Venedik'te kenar mahallelerden birinde, bir cafe-barda
kahvelerimizi içiyorduk. İçeri giren müşterilerden
biri barmene " İki kahve, biri askıda" dedi, iki kahve
parası verip, bir kahve içip gitti. Barmen de
duvardaki çiviye bir küçük kağıt astı. Biraz sonra içeri
iki kişi girdi, onlar da "üç kahve biri askıda" dediler ,
iki kahve içip, üç kahve parası ödeyip gittiler. Barmen
askıya yine küçük bir kağıt astı. Bunu gün boyu böyle
sürdüğü anlaşılıyordu. Biraz sonra kahveye üstü biraz
eski-püskü, belli ki yoksul bir adam girdi ve barmene
"Askıdan bir kahve" dedi. Barmen hemen bir kahve
hazırladı ve yeni müşterinin önüne getirdi. Yoksul kişi
kahvesini içtikten sonra, para ödemeden çıkıp gitti.

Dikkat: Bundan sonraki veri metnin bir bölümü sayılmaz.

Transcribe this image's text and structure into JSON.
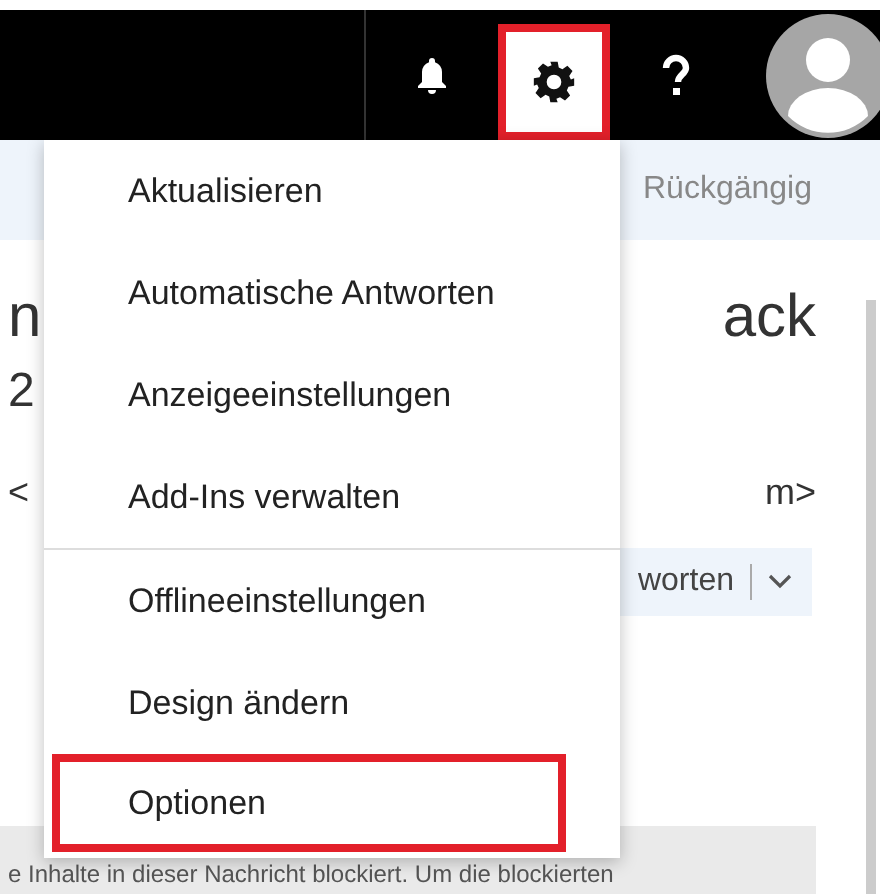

Barmen ise duvardaki askıya taktığı kağıtlardan birini
kopardi, parçaladı, çöpe attı.
Yardım etmek için, insanların gereksinimlerini belirlerken,
yalnızca yaşamsal gereksinimlerle sınırlı kalmak
zorunda değiliz. Askılara kahve asmayı da unutmamak gerek.